'Oda Nobunaga in Flames at Honno-ji Temple' by Tsukioka Yoshitoshi, 1876. From the series 'A Mirror Of Famous Generals Of Japan'. This image is also available on:
The 'Warring States' period of Japan is one of the most well-known parts of Japanese history, and is in many ways the archetype for the popular image of pre-modern Japan. After the gradual weakening of the Ashikaga Shogunate's authority in the late 15th century, Japan descended into a 148 year-long period of civil war, where daimyo (the most powerful lords, roughly equivalent to a European Duke) schemed to replace the Ashikaga in between carrying on incessant feuds with their neighbors. It was the heyday of the samurai, as never before had there been such a demand for the services of the warrior class. But it was also the end of the samurai, in a sense. In the mid-16th century Europeans arrived in Japan, bringing firearms, and one man would capitalize on this to bring Japan closer to reunification than it had been in a century: Oda Nobunaga. Ruler of a small realm in central Japan, constantly under pressure from powerful neighbors, Nobunaga moved away from the traditional, 'honorable', style of combat in favor of massed ranks of arquebusiers and European-style pike blocks, recruiting heavily from the peasantry and drilling them to act as a formation rather than to seek out one-on-one duels. Using these new tactics, Nobunaga conquered most of Japan, and finally formally dissolved the Ashikaga Shogunate. Oda Nobunaga's position as the next Shogun seemed assured.
Then, on the brink of total victory, Nobunaga was betrayed by one of his own generals. The reason for Akechi Mitsuhide's treachery is still hotly debated, and explanations range from simple ambition, to personal grudge, to moral outrage at Nobunaga's disrespect for the Emperor (a powerless figurehead under the control of the Shoguns, but still revered), and half a dozen other theories besides. Whatever the reason, in 1582 Mitsuhide struck: on his way to yet another campaign, Nobunaga stopped at the Honno-ji temple in Kyoto to conduct a tea ceremony. Although there were two thousand Oda samurai outside the city, Nobunaga only took thirty retainers and a handful of the Kyoto garrison to the temple itself. Seeing his opportunity, Mitsuhide moved his own 13,000-strong force to surround the temple, and attacked. The Oda retainers resisted bravely but Nobunaga quickly realized that the odds were overwhelming. He ordered the Honno-ji temple to be set aflame, to deny Mitsuhide the satisfaction of capturing his body, and retreated to the inner sanctum to commit seppuku.

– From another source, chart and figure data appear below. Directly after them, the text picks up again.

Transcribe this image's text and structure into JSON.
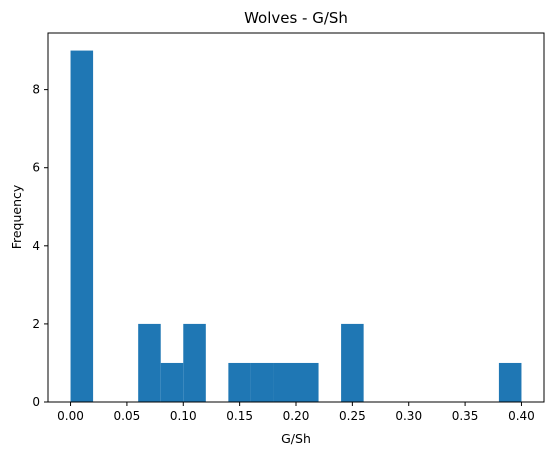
{
  "chart_data": {
    "type": "bar",
    "title": "Wolves - G/Sh",
    "xlabel": "G/Sh",
    "ylabel": "Frequency",
    "xlim": [
      -0.02,
      0.42
    ],
    "ylim": [
      0,
      9.45
    ],
    "x_ticks": [
      "0.00",
      "0.05",
      "0.10",
      "0.15",
      "0.20",
      "0.25",
      "0.30",
      "0.35",
      "0.40"
    ],
    "y_ticks": [
      "0",
      "2",
      "4",
      "6",
      "8"
    ],
    "bins": [
      {
        "x0": 0.0,
        "x1": 0.02,
        "count": 9
      },
      {
        "x0": 0.02,
        "x1": 0.04,
        "count": 0
      },
      {
        "x0": 0.04,
        "x1": 0.06,
        "count": 0
      },
      {
        "x0": 0.06,
        "x1": 0.08,
        "count": 2
      },
      {
        "x0": 0.08,
        "x1": 0.1,
        "count": 1
      },
      {
        "x0": 0.1,
        "x1": 0.12,
        "count": 2
      },
      {
        "x0": 0.12,
        "x1": 0.14,
        "count": 0
      },
      {
        "x0": 0.14,
        "x1": 0.16,
        "count": 1
      },
      {
        "x0": 0.16,
        "x1": 0.18,
        "count": 1
      },
      {
        "x0": 0.18,
        "x1": 0.2,
        "count": 1
      },
      {
        "x0": 0.2,
        "x1": 0.22,
        "count": 1
      },
      {
        "x0": 0.22,
        "x1": 0.24,
        "count": 0
      },
      {
        "x0": 0.24,
        "x1": 0.26,
        "count": 2
      },
      {
        "x0": 0.26,
        "x1": 0.28,
        "count": 0
      },
      {
        "x0": 0.28,
        "x1": 0.3,
        "count": 0
      },
      {
        "x0": 0.3,
        "x1": 0.32,
        "count": 0
      },
      {
        "x0": 0.32,
        "x1": 0.34,
        "count": 0
      },
      {
        "x0": 0.34,
        "x1": 0.36,
        "count": 0
      },
      {
        "x0": 0.36,
        "x1": 0.38,
        "count": 0
      },
      {
        "x0": 0.38,
        "x1": 0.4,
        "count": 1
      }
    ],
    "bar_color": "#1f77b4",
    "grid": false,
    "legend": "none"
  }
}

If Mitsuhide's motive had been to advance his own career, Nobunaga's assassination backfired on him: he was defeated by Nobunaga's most loyal general, Toyotomi Hideyoshi. Mitsuhide's story ended on a backwoods track, killed by common bandits while fleeing Hideyoshi's forces. Hideyoshi then went on to complete his master's reunification project, although the last rebellions wouldn't finally die down until 1615, after Hideyoshi's premature death and the rise of the Nobunaga's other famous general, Tokugawa Ieyasu. The Tokugawa Shoguns banned firearms and Europeans from the country, but their attempt to roll back the clock was only partially successful. Peace, founded on Nobunaga's conquests, did what all of his military innovations could not: it made the samurai redundant. Although the samurai retained their privileged status until the fall of the Tokugawa in the 1860s, their role in warfare was over, and despite self-consciously continuing their martial training and traditions many samurai families were forced to find roles as bureaucrats, scholars and merchants for their day-to-day living.